É possível que você veja alguma relação entre o que vou dizer e essa fábula, mas garanto-lhe que não. Não tem nada a ver.
Vi um vídeo em que o autor diz coisas razoáveis e que vou incrementar com meus pensamentos. Começa dizendo que tanto faz você usar um relógio de 300 dólares, 30 dólares ou olhar para um na torre de uma igreja, a hora é a mesma. Diz que tanto faz você tomar um vinho de 500 reais ou 20 reais, a garrafa, a ressaca é a mesma; que você pode morar em uma mansão de 15 milhões de dólares ou em uma casa de 600 mil reais... A solidão será a mesma e os amigos que visitarão a casa serão mais sinceros do que os que visitarão a mansão.

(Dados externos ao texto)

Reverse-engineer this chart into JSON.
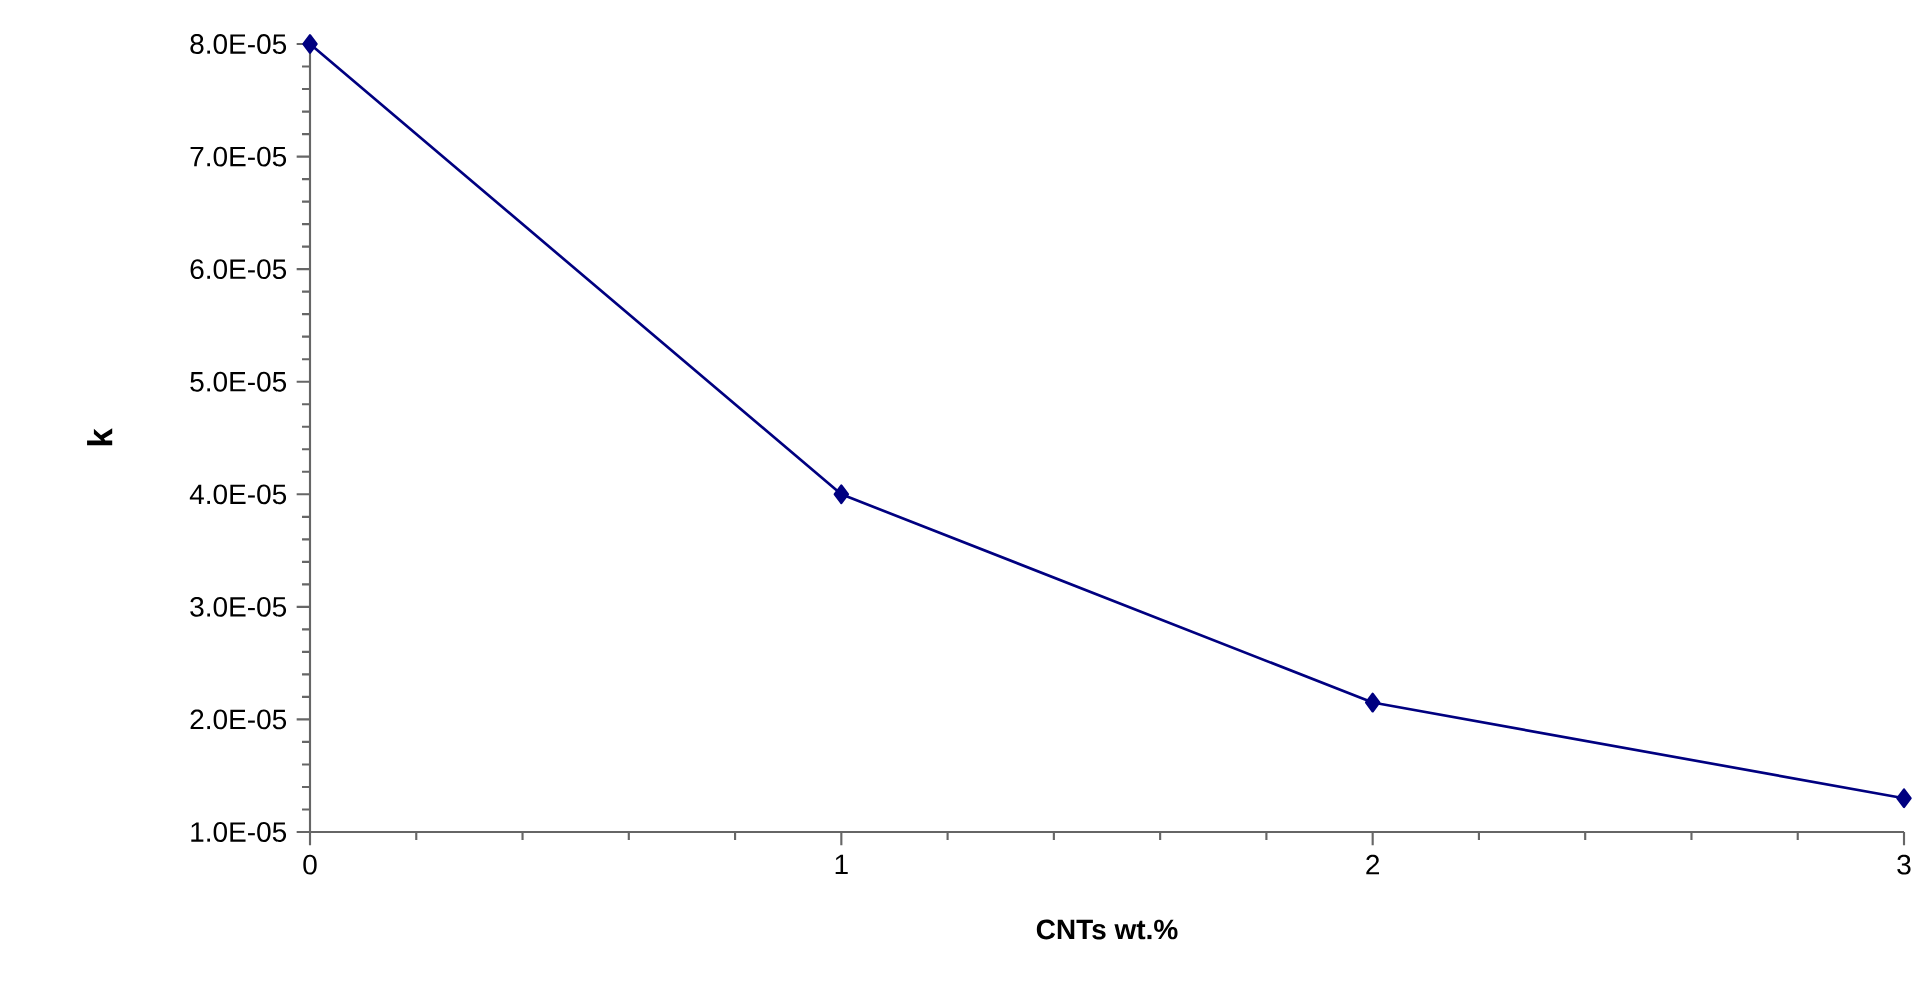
{
  "chart_data": {
    "type": "line",
    "xlabel": "CNTs wt.%",
    "ylabel": "k",
    "x": [
      0,
      1,
      2,
      3
    ],
    "series": [
      {
        "color": "#000080",
        "values": [
          8e-05,
          4e-05,
          2.15e-05,
          1.3e-05
        ]
      }
    ],
    "xlim": [
      0,
      3
    ],
    "xticks": [
      0,
      1,
      2,
      3
    ],
    "ylim": [
      1e-05,
      8e-05
    ],
    "yticks": [
      {
        "value": 1e-05,
        "label": "1.0E-05"
      },
      {
        "value": 2e-05,
        "label": "2.0E-05"
      },
      {
        "value": 3e-05,
        "label": "3.0E-05"
      },
      {
        "value": 4e-05,
        "label": "4.0E-05"
      },
      {
        "value": 5e-05,
        "label": "5.0E-05"
      },
      {
        "value": 6e-05,
        "label": "6.0E-05"
      },
      {
        "value": 7e-05,
        "label": "7.0E-05"
      },
      {
        "value": 8e-05,
        "label": "8.0E-05"
      }
    ],
    "marker": "diamond",
    "line_style": "solid"
  }
}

Eu, como não troco uma caipirinha por qualquer bebida que se me apresentem, concordo com isso. Prefiro uma costelinha suína a caviar.
Agradeço, todas as noites, a Deus, pela cama que me acolhe. Deito-me, durmo tranquilo e levanto-me satisfeito. Um morador de rua pode sentir a mesma coisa que eu, ou melhor, se tiver um cantinho bem forrado com papelões, um cobertor que o agasalhe bem e sua consciência for tranquila. Um político em sua mansão, também, se for honesto e tiver consciência. Tudo é relativo.
Tudo tem um limite. O nosso gosto gastronômico, o nosso conforto, tudo.
Meu cunhado costumava dizer: “Se você andar, na chuva, você se molha. Se você correr, se molha e cansa!”. Verdade. Porque molhar-se tem um limite.
Como é que você mora? Tem piscina? Churrasqueira? Sistema de som? Bebida à vontade? Recebe sempre? Quantos amigos de verdade o visitam? E como vive, por dentro?